Personal information
- Full name: James Francis Donnellan
- Born: 17 November 1907 Clifton Hill, Victoria
- Died: 5 July 1994 (aged 86) Victoria, Australia
- Original team: Xavier College
- Height: 184 cm (6 ft 0 in)

Playing career^{1}
- Years: Club / Games (Goals)
- 1926: Hawthorn / 03 0(2)
- 1927; 1931–32: North Melbourne / 18 0(8)
- 1933–34: Fitzroy / 36 0(0)
- Total:  / 57 (10)
- ^{1} Playing statistics correct to the end of 1934.

= Frank Donnellan =

Australian rules footballer

James Francis Donnellan (17 November 1907 – 5 July 1994) was an Australian rules footballer who played with Hawthorn, North Melbourne and Fitzroy in the Victorian Football League (VFL).

==Early life==
The son of James Francis Donnellan and Margaret Ann Fitzgerald, Frank Donnellan was educated at Xavier College in Kew and was a prominent player in their 1924 premiership side.

==Football==
Donnellan trialled with in 1925 but joined Hawthorn in 1926, making his debut at full-forward in their 141-point loss to Melbourne and making two other appearances before being dropped to the reserves.

Having been released by Hawthorn at the commencement of the 1927 VFL season, Donnellan played with Thornbury in the CYMS Football Association and then moved to North Melbourne and made a solitary appearance late in the season. During the next few years Donnellan did not play VFL football, again playing with Thornbury, but he resumed with North Melbourne halfway through the 1931 VFL season and made 17 consecutive appearances in the team. During this run of games he changed position from being a key forward to playing at full-back.
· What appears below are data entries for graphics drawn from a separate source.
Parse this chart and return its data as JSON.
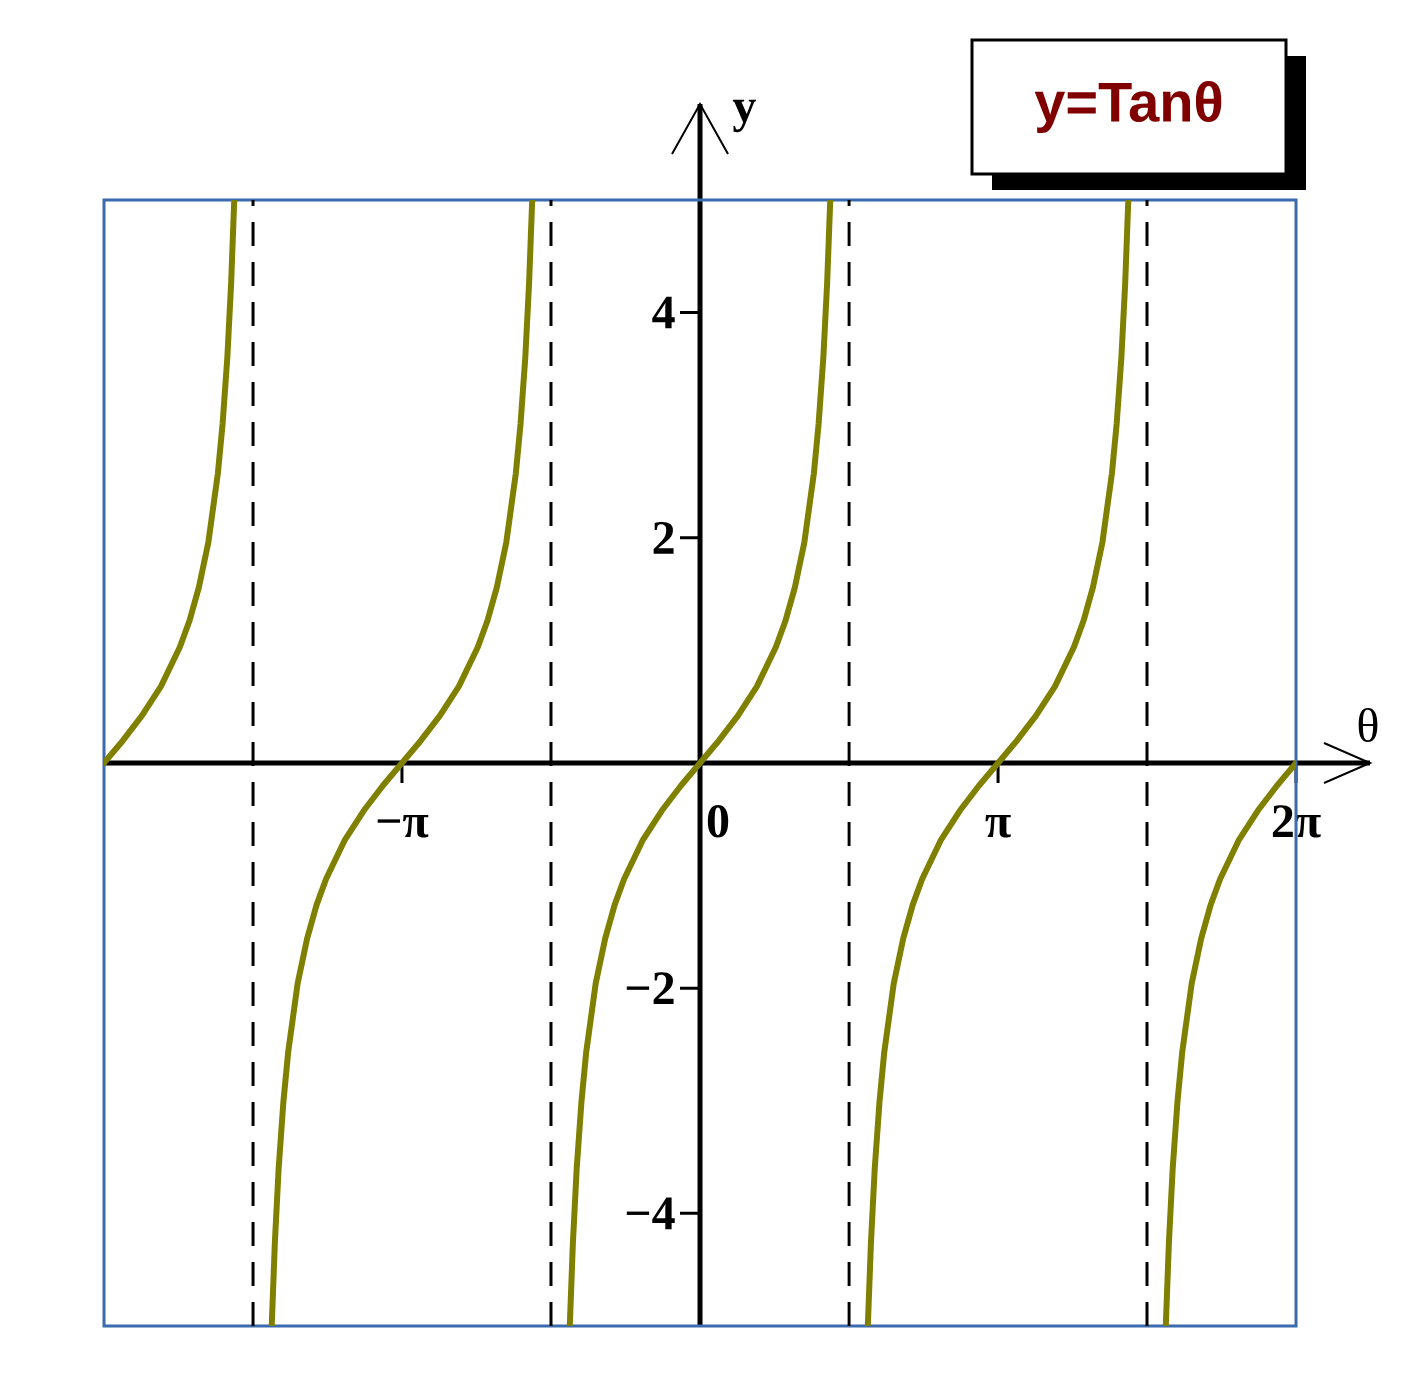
{
  "chart_data": {
    "type": "line",
    "title": "y=Tanθ",
    "xlabel": "θ",
    "ylabel": "y",
    "xlim": [
      -6.283,
      6.283
    ],
    "ylim": [
      -5,
      5
    ],
    "xticks": [
      {
        "value": -3.142,
        "label": "−π"
      },
      {
        "value": 0,
        "label": "0"
      },
      {
        "value": 3.142,
        "label": "π"
      },
      {
        "value": 6.283,
        "label": "2π"
      }
    ],
    "yticks": [
      {
        "value": -4,
        "label": "−4"
      },
      {
        "value": -2,
        "label": "−2"
      },
      2,
      4
    ],
    "ref_lines": [
      {
        "axis": "x",
        "value": -4.712,
        "color": "#000000",
        "line_style": "dashed"
      },
      {
        "axis": "x",
        "value": -1.571,
        "color": "#000000",
        "line_style": "dashed"
      },
      {
        "axis": "x",
        "value": 1.571,
        "color": "#000000",
        "line_style": "dashed"
      },
      {
        "axis": "x",
        "value": 4.712,
        "color": "#000000",
        "line_style": "dashed"
      }
    ],
    "series": [
      {
        "color": "#808000",
        "x": [
          -6.283,
          -6.083,
          -5.883,
          -5.683,
          -5.483,
          -5.383,
          -5.283,
          -5.183,
          -5.083,
          -5.033,
          -4.983,
          -4.943,
          -4.91
        ],
        "values": [
          0,
          0.2,
          0.42,
          0.68,
          1.03,
          1.26,
          1.56,
          1.96,
          2.57,
          3.01,
          3.6,
          4.26,
          5
        ]
      },
      {
        "color": "#808000",
        "x": [
          -4.515,
          -4.482,
          -4.442,
          -4.392,
          -4.342,
          -4.242,
          -4.142,
          -4.042,
          -3.942,
          -3.742,
          -3.542,
          -3.342,
          -3.142,
          -2.942,
          -2.742,
          -2.542,
          -2.342,
          -2.242,
          -2.142,
          -2.042,
          -1.942,
          -1.892,
          -1.842,
          -1.802,
          -1.769
        ],
        "values": [
          -5,
          -4.26,
          -3.6,
          -3.01,
          -2.57,
          -1.96,
          -1.56,
          -1.26,
          -1.03,
          -0.68,
          -0.42,
          -0.2,
          0,
          0.2,
          0.42,
          0.68,
          1.03,
          1.26,
          1.56,
          1.96,
          2.57,
          3.01,
          3.6,
          4.26,
          5
        ]
      },
      {
        "color": "#808000",
        "x": [
          -1.373,
          -1.34,
          -1.3,
          -1.25,
          -1.2,
          -1.1,
          -1.0,
          -0.9,
          -0.8,
          -0.6,
          -0.4,
          -0.2,
          0,
          0.2,
          0.4,
          0.6,
          0.8,
          0.9,
          1.0,
          1.1,
          1.2,
          1.25,
          1.3,
          1.34,
          1.373
        ],
        "values": [
          -5,
          -4.26,
          -3.6,
          -3.01,
          -2.57,
          -1.96,
          -1.56,
          -1.26,
          -1.03,
          -0.68,
          -0.42,
          -0.2,
          0,
          0.2,
          0.42,
          0.68,
          1.03,
          1.26,
          1.56,
          1.96,
          2.57,
          3.01,
          3.6,
          4.26,
          5
        ]
      },
      {
        "color": "#808000",
        "x": [
          1.769,
          1.802,
          1.842,
          1.892,
          1.942,
          2.042,
          2.142,
          2.242,
          2.342,
          2.542,
          2.742,
          2.942,
          3.142,
          3.342,
          3.542,
          3.742,
          3.942,
          4.042,
          4.142,
          4.242,
          4.342,
          4.392,
          4.442,
          4.482,
          4.515
        ],
        "values": [
          -5,
          -4.26,
          -3.6,
          -3.01,
          -2.57,
          -1.96,
          -1.56,
          -1.26,
          -1.03,
          -0.68,
          -0.42,
          -0.2,
          0,
          0.2,
          0.42,
          0.68,
          1.03,
          1.26,
          1.56,
          1.96,
          2.57,
          3.01,
          3.6,
          4.26,
          5
        ]
      },
      {
        "color": "#808000",
        "x": [
          4.91,
          4.943,
          4.983,
          5.033,
          5.083,
          5.183,
          5.283,
          5.383,
          5.483,
          5.683,
          5.883,
          6.083,
          6.283
        ],
        "values": [
          -5,
          -4.26,
          -3.6,
          -3.01,
          -2.57,
          -1.96,
          -1.56,
          -1.26,
          -1.03,
          -0.68,
          -0.42,
          -0.2,
          0
        ]
      }
    ]
  }
}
At the start of the 1933 VFL season, Donnellan transferred to Fitzroy and he played as full-back in every game for the next two seasons before his retirement.

==Later life==
In 1935 Frank Donnellan married Jane Elizabeth O’Connell and they lived in Melbourne until his death in 1994. Donnellan is buried at the Andersons Creek Cemetery in Warrandyte.